Mia Maz se acercó a Miles, navegando por la fiesta con una sonrisa y mucha curiosidad en los ojos.
—¿Alguna conversación interesante, lord Vorkosigan? —preguntó.
—Por ahora no —admitió él con tristeza—. ¿Y usted?
—No quiero presumir. Lo que hice fue escuchar.
—Se aprende más escuchando.
—Sí. Escuchar es el golpe conversacional invisible. Me siento bastante inteligente.
—¿Y qué ha averiguado?
—El tema haut de esta fiesta es la poesía. Están cortando en rebanadas finas la poesía de los demás según estrictas líneas de análisis. Y qué extraña coincidencia: todo el mundo dice que las mejores ofrendas son las de los hombres de mayor rango.
—A mí me parecieron todas iguales.
—Ah, pero usted no es haut…
—¿Qué quería usted decirme hace un rato? —preguntó Miles.
—Estaba tratando de advertirle sobre un raro punto de la etiqueta cetagandana: la forma de comportarse cuando se conoce a una hautmujer y se la ve fuera de su burbuja.
—Fue la… la primera vez que vi una —mintió Miles estratégicamente—. ¿Lo hice bien?
—No del todo. Verá usted, las hautmujeres pierden el privilegio de los campos de fuerza cuando se casan fuera del genoma, entre los ghem. Se convierten en… ghemujeres o algo similar. Pero la pérdida del campo se considera una vergüenza. Así que lo más amable y considerado es actuar como si la burbuja siguiera estando ahí. Nunca debe usted dirigirse a una hautesposa aunque esté de pie delante de usted. Si quiere hacerle preguntas, tiene que hacérselas a través de su esposo y esperar que él transmita las respuestas.
—Yo… no le dije nada a ninguna de esas mujeres.
—Claro, muy bien, pero lamento decir que las miró a la cara, y eso tampoco es correcto.
—Yo creí que los hombres se estaban portando como bestias y que no las incluían en la conversación por desprecio.
—Claro que no. Eran de lo más caballerosos. Al estilo cetagandano.
—Ah. Por la forma en que se comportan, esas mujeres podrían estar dentro de las burbujas. Burbujas virtuales, diría yo.
—Ésa es la idea… sí.
—¿Y lo mismo es aplicable a las hautmujeres que sí tienen burbujas… cuando no las llevan?
—No tengo ni idea. No puedo imaginarme a una hautmujer hablando cara a cara con un extranjero.
Miles notó una presencia fantasmal junto a su codo y, trató de no saltar por el aire. Era ba como-se-llamara, ayudante de Rian Degtiar, que había recorrido la habitación sin causar una sola onda de interés entre los invitados. El corazón de Miles se aceleró inmediatamente, reacción que trató de disimular con un asentimiento de cabeza.

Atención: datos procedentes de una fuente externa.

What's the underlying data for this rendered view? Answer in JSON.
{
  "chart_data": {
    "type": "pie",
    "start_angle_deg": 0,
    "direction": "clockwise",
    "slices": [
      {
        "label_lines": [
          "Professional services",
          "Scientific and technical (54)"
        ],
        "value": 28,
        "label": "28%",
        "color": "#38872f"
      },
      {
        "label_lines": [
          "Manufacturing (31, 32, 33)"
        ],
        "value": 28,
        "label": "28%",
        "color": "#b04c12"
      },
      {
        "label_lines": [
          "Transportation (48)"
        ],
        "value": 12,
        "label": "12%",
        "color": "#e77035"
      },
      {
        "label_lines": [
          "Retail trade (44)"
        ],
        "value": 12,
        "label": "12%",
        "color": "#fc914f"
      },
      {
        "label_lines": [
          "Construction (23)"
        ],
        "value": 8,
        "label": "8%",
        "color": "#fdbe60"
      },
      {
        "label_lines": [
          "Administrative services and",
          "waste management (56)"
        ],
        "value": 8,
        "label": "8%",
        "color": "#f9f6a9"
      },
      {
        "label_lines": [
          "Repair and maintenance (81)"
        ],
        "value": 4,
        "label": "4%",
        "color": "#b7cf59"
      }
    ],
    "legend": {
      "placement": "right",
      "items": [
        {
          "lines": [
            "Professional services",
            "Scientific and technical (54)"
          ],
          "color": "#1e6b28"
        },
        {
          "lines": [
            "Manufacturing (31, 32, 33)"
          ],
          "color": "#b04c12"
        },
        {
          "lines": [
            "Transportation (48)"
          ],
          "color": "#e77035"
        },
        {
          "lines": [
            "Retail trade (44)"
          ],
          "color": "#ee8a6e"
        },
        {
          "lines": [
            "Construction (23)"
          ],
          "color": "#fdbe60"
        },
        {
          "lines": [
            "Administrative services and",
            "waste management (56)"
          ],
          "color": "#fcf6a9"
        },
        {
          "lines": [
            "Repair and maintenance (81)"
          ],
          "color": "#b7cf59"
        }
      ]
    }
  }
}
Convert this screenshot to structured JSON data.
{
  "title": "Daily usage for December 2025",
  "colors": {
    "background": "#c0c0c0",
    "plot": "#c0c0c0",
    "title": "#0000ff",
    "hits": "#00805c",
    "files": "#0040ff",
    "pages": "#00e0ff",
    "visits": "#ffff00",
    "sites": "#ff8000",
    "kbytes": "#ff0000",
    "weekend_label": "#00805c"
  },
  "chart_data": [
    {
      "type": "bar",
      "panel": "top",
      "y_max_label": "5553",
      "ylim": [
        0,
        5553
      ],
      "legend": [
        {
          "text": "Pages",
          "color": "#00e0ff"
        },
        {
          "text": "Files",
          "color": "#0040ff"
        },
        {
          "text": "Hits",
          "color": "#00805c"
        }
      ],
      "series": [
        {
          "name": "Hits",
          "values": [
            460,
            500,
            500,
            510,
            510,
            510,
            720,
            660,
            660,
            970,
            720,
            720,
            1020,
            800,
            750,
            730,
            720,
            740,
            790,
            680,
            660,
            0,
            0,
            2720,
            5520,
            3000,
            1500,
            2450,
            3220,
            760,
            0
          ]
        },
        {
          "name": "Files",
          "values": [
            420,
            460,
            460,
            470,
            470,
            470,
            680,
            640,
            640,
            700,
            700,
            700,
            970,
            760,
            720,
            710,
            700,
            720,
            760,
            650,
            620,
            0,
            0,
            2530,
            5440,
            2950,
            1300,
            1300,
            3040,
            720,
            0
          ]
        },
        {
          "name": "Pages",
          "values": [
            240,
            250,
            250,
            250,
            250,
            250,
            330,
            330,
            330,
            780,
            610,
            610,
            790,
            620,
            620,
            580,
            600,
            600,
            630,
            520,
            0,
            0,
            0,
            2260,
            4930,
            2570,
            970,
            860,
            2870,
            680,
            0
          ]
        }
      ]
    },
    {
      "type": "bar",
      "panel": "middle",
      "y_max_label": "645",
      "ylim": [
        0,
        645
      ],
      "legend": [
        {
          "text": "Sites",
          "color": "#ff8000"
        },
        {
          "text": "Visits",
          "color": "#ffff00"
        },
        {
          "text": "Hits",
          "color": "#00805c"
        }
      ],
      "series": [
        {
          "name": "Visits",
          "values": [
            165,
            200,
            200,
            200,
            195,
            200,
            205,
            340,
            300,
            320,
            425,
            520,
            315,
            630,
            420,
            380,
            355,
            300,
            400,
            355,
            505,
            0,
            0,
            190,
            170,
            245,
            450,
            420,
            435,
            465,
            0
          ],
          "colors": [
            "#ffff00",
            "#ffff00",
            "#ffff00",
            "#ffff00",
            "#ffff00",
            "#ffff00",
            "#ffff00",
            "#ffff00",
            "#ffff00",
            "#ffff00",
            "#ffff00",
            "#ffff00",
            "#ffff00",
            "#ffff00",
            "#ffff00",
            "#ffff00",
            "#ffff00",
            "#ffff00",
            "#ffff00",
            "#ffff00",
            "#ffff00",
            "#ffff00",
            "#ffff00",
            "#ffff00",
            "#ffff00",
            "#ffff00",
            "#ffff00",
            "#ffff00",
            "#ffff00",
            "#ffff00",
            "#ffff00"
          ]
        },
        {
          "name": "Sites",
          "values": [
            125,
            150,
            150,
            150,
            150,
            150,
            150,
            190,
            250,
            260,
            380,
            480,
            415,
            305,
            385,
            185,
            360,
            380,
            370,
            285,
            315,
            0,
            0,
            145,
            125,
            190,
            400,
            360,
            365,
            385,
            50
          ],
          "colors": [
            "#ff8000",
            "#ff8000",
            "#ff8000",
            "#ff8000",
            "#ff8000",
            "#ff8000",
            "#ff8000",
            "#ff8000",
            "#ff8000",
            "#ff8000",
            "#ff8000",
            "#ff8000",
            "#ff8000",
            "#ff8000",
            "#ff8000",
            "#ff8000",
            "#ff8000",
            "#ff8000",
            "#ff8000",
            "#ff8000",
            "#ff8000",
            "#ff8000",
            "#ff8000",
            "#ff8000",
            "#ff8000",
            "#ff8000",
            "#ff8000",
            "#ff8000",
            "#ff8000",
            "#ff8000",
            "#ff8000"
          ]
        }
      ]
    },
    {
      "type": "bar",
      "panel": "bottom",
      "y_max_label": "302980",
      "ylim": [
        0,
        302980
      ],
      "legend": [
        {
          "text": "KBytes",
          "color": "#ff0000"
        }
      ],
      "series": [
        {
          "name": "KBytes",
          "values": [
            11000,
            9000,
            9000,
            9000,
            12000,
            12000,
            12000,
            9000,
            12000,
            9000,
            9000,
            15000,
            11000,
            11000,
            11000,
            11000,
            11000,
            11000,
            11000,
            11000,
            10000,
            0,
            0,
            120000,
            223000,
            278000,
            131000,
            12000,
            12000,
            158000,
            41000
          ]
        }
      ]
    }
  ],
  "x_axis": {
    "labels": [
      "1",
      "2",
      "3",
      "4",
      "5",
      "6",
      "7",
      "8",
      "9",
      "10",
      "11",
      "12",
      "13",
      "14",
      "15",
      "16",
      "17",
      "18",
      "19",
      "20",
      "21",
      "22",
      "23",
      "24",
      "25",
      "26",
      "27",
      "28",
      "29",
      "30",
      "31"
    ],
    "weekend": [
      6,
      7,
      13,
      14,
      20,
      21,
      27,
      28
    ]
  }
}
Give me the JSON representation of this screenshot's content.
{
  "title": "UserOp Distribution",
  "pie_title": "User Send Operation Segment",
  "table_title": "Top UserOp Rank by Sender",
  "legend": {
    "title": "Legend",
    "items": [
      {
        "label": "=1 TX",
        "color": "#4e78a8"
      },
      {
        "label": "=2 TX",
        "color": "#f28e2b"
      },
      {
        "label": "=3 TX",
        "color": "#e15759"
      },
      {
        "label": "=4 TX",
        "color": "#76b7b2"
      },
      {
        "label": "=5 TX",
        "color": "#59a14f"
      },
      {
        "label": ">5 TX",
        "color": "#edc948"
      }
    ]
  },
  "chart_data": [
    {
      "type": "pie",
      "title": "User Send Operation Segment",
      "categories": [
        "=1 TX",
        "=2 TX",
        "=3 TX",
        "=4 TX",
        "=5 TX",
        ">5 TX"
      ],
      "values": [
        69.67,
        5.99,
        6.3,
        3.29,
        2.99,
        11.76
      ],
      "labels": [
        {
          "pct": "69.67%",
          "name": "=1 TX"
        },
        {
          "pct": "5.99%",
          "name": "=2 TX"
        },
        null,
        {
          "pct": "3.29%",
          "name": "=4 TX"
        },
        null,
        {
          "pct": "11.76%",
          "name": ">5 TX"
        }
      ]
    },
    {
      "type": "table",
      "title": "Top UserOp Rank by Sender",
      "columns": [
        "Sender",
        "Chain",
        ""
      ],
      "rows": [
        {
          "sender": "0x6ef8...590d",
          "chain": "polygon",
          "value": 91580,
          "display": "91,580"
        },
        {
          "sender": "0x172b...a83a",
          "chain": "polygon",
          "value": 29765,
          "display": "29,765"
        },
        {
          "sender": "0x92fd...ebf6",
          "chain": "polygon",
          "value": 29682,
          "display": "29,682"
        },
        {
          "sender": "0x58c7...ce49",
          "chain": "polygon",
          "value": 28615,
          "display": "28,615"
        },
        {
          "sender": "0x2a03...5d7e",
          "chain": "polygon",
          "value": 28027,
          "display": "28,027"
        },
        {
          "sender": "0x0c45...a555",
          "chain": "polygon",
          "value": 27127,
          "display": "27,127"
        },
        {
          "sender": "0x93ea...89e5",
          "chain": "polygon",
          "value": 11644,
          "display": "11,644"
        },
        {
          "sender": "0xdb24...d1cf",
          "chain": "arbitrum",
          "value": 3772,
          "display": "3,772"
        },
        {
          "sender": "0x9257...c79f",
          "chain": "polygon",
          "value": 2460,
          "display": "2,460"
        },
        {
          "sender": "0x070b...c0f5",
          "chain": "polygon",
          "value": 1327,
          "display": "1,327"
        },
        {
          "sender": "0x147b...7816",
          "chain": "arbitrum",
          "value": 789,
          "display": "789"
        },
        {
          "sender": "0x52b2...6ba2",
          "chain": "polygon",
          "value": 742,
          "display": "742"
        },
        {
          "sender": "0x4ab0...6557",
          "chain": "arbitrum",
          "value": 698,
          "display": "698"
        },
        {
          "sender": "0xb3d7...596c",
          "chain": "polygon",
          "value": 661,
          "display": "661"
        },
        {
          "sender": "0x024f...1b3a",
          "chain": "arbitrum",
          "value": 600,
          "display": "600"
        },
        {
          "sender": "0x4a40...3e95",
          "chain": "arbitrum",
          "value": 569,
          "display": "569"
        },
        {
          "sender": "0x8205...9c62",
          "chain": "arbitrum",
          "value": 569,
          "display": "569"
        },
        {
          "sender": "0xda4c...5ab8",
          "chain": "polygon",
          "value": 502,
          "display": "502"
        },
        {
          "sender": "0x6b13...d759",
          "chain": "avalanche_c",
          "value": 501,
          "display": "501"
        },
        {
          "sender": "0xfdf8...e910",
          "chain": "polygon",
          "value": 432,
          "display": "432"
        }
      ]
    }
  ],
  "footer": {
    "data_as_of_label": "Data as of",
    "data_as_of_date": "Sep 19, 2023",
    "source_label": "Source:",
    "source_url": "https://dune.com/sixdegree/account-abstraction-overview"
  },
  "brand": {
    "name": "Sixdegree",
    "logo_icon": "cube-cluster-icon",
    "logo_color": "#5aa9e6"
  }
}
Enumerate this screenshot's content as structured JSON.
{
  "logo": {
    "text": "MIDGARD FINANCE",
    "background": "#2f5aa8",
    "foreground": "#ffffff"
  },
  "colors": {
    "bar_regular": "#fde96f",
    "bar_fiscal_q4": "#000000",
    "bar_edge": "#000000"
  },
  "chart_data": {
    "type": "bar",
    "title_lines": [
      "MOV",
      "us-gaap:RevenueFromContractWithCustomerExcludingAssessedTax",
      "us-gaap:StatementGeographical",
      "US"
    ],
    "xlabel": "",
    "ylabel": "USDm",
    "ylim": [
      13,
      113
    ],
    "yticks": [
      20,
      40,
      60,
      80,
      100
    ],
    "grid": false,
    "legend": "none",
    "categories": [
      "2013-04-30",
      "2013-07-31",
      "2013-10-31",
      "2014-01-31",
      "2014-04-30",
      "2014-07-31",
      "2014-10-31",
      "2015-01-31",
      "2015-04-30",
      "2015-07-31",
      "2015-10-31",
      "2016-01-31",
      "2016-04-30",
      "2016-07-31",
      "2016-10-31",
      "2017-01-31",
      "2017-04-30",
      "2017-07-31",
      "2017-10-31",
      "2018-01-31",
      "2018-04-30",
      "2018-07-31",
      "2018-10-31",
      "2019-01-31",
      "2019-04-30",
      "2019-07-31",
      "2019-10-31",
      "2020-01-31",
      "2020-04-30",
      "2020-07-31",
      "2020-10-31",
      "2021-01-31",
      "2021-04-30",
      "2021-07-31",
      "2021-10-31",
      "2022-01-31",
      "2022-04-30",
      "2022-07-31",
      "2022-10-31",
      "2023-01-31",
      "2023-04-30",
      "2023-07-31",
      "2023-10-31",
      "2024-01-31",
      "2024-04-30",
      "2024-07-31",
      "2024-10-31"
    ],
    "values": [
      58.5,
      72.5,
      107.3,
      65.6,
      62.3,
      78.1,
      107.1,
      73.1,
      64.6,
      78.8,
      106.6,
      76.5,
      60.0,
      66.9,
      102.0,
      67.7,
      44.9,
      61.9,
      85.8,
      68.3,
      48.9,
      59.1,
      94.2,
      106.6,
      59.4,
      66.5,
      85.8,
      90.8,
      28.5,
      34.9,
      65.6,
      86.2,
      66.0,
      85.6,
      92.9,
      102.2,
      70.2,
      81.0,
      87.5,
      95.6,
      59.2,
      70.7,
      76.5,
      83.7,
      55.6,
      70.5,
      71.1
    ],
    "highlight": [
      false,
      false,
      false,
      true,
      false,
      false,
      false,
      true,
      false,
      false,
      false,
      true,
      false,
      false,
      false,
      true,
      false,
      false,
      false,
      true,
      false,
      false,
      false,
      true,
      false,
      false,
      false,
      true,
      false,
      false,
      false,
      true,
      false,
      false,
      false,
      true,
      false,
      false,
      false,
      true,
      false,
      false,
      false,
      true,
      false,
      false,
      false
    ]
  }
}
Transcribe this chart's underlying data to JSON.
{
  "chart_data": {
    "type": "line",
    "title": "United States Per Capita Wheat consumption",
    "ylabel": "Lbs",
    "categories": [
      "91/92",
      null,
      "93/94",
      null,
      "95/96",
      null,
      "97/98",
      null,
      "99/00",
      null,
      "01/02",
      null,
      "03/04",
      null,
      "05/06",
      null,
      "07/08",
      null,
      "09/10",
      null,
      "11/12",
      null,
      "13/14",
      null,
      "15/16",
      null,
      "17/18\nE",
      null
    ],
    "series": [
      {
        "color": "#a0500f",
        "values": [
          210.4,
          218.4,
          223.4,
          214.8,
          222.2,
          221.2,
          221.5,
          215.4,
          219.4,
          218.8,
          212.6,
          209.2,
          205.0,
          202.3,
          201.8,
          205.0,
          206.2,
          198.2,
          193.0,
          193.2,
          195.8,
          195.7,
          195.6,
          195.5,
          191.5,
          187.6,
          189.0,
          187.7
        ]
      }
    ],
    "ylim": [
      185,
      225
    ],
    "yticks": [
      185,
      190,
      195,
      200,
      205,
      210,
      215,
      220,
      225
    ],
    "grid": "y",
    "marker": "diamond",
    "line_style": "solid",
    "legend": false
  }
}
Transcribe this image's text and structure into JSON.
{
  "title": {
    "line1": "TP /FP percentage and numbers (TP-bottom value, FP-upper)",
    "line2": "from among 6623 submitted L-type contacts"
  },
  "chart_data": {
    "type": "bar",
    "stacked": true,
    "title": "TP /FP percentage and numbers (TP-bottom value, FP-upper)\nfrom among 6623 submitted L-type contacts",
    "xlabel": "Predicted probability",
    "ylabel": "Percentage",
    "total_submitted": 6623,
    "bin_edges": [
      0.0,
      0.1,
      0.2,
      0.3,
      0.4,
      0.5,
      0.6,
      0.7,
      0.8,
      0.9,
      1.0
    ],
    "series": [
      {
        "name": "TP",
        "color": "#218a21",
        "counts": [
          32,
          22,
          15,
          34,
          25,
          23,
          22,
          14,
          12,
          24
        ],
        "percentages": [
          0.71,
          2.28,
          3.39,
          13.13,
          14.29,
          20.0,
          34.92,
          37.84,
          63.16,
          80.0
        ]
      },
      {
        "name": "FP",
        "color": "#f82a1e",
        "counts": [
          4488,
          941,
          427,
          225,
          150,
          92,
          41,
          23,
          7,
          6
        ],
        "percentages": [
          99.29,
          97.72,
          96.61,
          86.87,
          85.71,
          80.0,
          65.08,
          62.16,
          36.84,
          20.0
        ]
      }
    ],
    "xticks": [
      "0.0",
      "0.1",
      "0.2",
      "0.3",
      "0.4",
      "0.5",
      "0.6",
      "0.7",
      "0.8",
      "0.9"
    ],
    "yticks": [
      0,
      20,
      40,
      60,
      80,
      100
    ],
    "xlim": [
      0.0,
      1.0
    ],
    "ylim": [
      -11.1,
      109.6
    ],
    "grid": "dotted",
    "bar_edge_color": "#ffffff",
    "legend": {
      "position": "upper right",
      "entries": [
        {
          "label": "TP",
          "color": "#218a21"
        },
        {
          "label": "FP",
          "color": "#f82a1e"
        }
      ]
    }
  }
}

—Lord Vorkosigan. Mi señora quiere hablar con usted —dijo la voz baja y tranquila.
Maz abrió mucho los ojos en un gesto de asombro.
—Gracias, será un placer —contestó Miles—. Eh… —Miró a su alrededor buscando al embajador Vorob’yev, que seguía acorralado por el ghemgeneral de Rho Ceta. Qué bien. Si no le pedía permiso, tampoco podría negárselo—. Maz, ¿podría usted decirle al embajador que he ido a encontrarme con una dama? Mmm… Tal vez tarde un rato. Váyanse sin mí. Nos veremos en la embajada si es necesario.
—No creo… —empezó a decir Maz, con muchas dudas, pero Miles ya se alejaba. Le echó una mirada sobre el hombro y le dirigió un gesto de buen humor mientras seguía al ba hacia el jardín.